SET TRANSACTION ISOLATION LEVEL READ UNCOMMITTED

--=============================================================================

-- Create an experimental table to simulate the table being examined

--=============================================================================

--===== If the experimental temp table exists, drop it so we can do repeat runs

-- if we want to "play".

IF OBJECT_ID('TempDB..#yourtable') IS NOT NULL

DROP TABLE #yourtable

--===== Create the experimental temp table and populate with IDs on the fly

-- This always works because SysColumns always has at least 4000 entries

-- even in a new database and 4000*4000 = 16,000,000

SELECT TOP 1000000 ID = IDENTITY(INT, 1, 1)

INTO #yourtable

FROM Master.dbo.SysColumns sc1,

Master.dbo.SysColumns sc2

-- --===== Like any good table, our experimental table needs a Primary Key

ALTER TABLE #yourtable

ADD PRIMARY KEY CLUSTERED (ID)

--===== Ok, we have an experimental table with a million IDs from 1 to 1,000,000.

-- Let's remove some of the rows and see if we can find if they're missing

-- This deletes a handful of individual rows and 3 very small ranges

DELETE #yourtable

WHERE ID IN (1,2,3,250,251,2000,4000,4002,4004,900001,900002,900003,999999)

-- This deletes a "monster" range just to see how it's handled.

DELETE #yourtable

WHERE ID BETWEEN 500000 AND 700000

OR (ID BETWEEN 700000 AND 800000

AND ID%2 = 0) --Even numbered items only

... and the code that finds the start and the end of each gap even if the gap is a single row...

--===== This short little ditty is what does the actual work

SELECT GapStart = (SELECT ISNULL(MAX(b.ID),0)+1

FROM #yourtable b

WHERE b.ID < a.ID),

GapEnd = ID - 1

FROM #yourtable a

WHERE a.ID - 1 NOT IN (SELECT ID FROM #yourtable)

AND a.ID - 1 > 0

Do notice that there is a "Triangular Join" involved here... normally, that's a form of "Death by SQL". It's not here because of the constraints implied by the MAX function...

... and if your table isn't properly indexed (index on the ID column, preferably a Clustered one), plan on it taking many minutes to run instead of the normal 3 or 4 seconds... I stopped it after 5 minutes.

I have to say it again... if you have a system that requires reuse of any type of sequence, you have a really bad design.
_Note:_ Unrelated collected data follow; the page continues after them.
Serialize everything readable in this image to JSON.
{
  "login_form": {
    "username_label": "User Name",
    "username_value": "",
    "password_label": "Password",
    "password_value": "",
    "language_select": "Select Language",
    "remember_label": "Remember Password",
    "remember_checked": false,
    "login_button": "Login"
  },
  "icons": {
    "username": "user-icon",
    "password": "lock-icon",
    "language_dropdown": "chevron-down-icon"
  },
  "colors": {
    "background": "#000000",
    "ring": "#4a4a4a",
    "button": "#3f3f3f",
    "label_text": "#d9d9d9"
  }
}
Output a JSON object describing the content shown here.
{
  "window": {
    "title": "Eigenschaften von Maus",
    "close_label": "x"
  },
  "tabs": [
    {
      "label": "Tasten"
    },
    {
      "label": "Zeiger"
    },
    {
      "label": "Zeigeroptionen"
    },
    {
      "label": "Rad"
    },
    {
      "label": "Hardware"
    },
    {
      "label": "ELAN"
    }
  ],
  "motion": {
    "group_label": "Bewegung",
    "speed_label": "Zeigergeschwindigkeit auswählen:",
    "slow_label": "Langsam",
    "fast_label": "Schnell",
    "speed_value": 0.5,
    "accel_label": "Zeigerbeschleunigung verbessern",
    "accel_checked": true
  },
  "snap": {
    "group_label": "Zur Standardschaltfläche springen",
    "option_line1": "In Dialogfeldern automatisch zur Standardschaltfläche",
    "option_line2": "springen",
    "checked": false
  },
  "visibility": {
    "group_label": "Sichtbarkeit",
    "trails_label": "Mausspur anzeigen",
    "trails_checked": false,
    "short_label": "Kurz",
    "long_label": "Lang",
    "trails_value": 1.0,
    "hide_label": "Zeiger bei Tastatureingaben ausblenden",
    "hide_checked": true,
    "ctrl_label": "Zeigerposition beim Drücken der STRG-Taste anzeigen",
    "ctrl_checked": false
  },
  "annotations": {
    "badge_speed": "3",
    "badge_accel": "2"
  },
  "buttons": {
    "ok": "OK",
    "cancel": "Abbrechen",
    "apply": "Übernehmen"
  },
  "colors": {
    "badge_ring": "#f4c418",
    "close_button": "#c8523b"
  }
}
The possible exception might be an ordered parts list where the sequence number is listed on an exploded assembly diagram or similar beast.

--Jeff Moden

RBAR is pronounced "ree-bar" and is a "Modenism" for Row-By-Agonizing-Row.
First step towards the paradigm shift of writing Set Based code:
________Stop thinking about what you want to do to a ROW... think, instead, of what you want to do to a COLUMN.

Change is inevitable... Change for the better is not.

Helpful Links:
How to post code problems
How to Post Performance Problems
Create a Tally Function (fnTally)

karthik M One Orange Chip Points: 29139 More actions · Answer 5

Thanks Jeff. I didn't check it. I will check it and get back to you.

karthik

DonaldW SSCarpal Tunnel Points: 4525 More actions · Answer 6

Jeff Moden (1/2/2008)
This is the fastest/shortest method for finding gaps I've ever seen and it does not use any Temp Tables or Table Variables. I wish I could find the person who originated this code just to say "thanks".

Looks like something Itzik Ben-Gan wrote in one of his books or in SQL Server Magazine. I know he's covered the topic several times.